There are moments in the book in which Coleman expresses his gratitude for his lawyers' and investigators' efforts to save him. Certainly, he went to his death knowing that someone, at least, believed in his innocence and was fighting to prove it every step of the way. I like to think that my clients feel similarly, that even if I can't succeed in overturning their convictions and obtaining relief for the constitutional violations inflicted upon them, they draw some comfort or satisfaction from knowing that I'm on their side, that I believe in their cases, and that I'm doing what I can to defy an incredibly crappy set of odds.

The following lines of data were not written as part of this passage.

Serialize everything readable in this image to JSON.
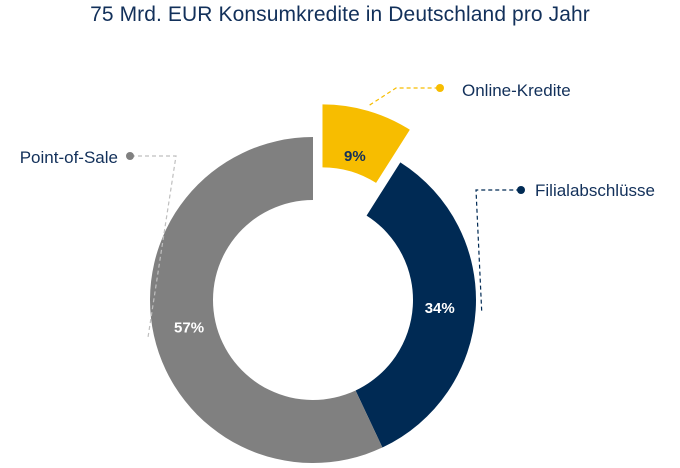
{
  "chart_data": {
    "type": "pie",
    "variant": "donut",
    "title": "75 Mrd. EUR Konsumkredite in Deutschland pro Jahr",
    "slices": [
      {
        "label": "Online-Kredite",
        "value": 9,
        "value_label": "9%",
        "color": "#f7bd00",
        "text_color": "#12305a",
        "exploded": true
      },
      {
        "label": "Filialabschlüsse",
        "value": 34,
        "value_label": "34%",
        "color": "#002a54",
        "text_color": "#ffffff",
        "exploded": false
      },
      {
        "label": "Point-of-Sale",
        "value": 57,
        "value_label": "57%",
        "color": "#808080",
        "text_color": "#ffffff",
        "exploded": false
      }
    ],
    "legend": "callouts"
  }
}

Reading May God Have Mercy, I also realized that the past 14 months represent the longest stretch of time I've gone since leaving law school without working on a death penalty case. There's not much I can do to pick up a new one right now, but reading about Coleman's case stirred the outrage, passion, motivation, sense of honor, and savior complex that death cases always generate in me -- regardless of whether innocence itself is at issue. In any event, my caseload is demanding and time-consuming enough, so I'm trying to channel all of that energy and zeal into my existing cases. This week's brief, for example, involves an indisputable and grave constitutional violation and a teenager sentenced to life without parole. And ridiculous procedural barriers to relief. Perhaps it is about federalism, but surely it is also about the Constitution, about justice and fairness, and most important, about an individual, his rights, and his life.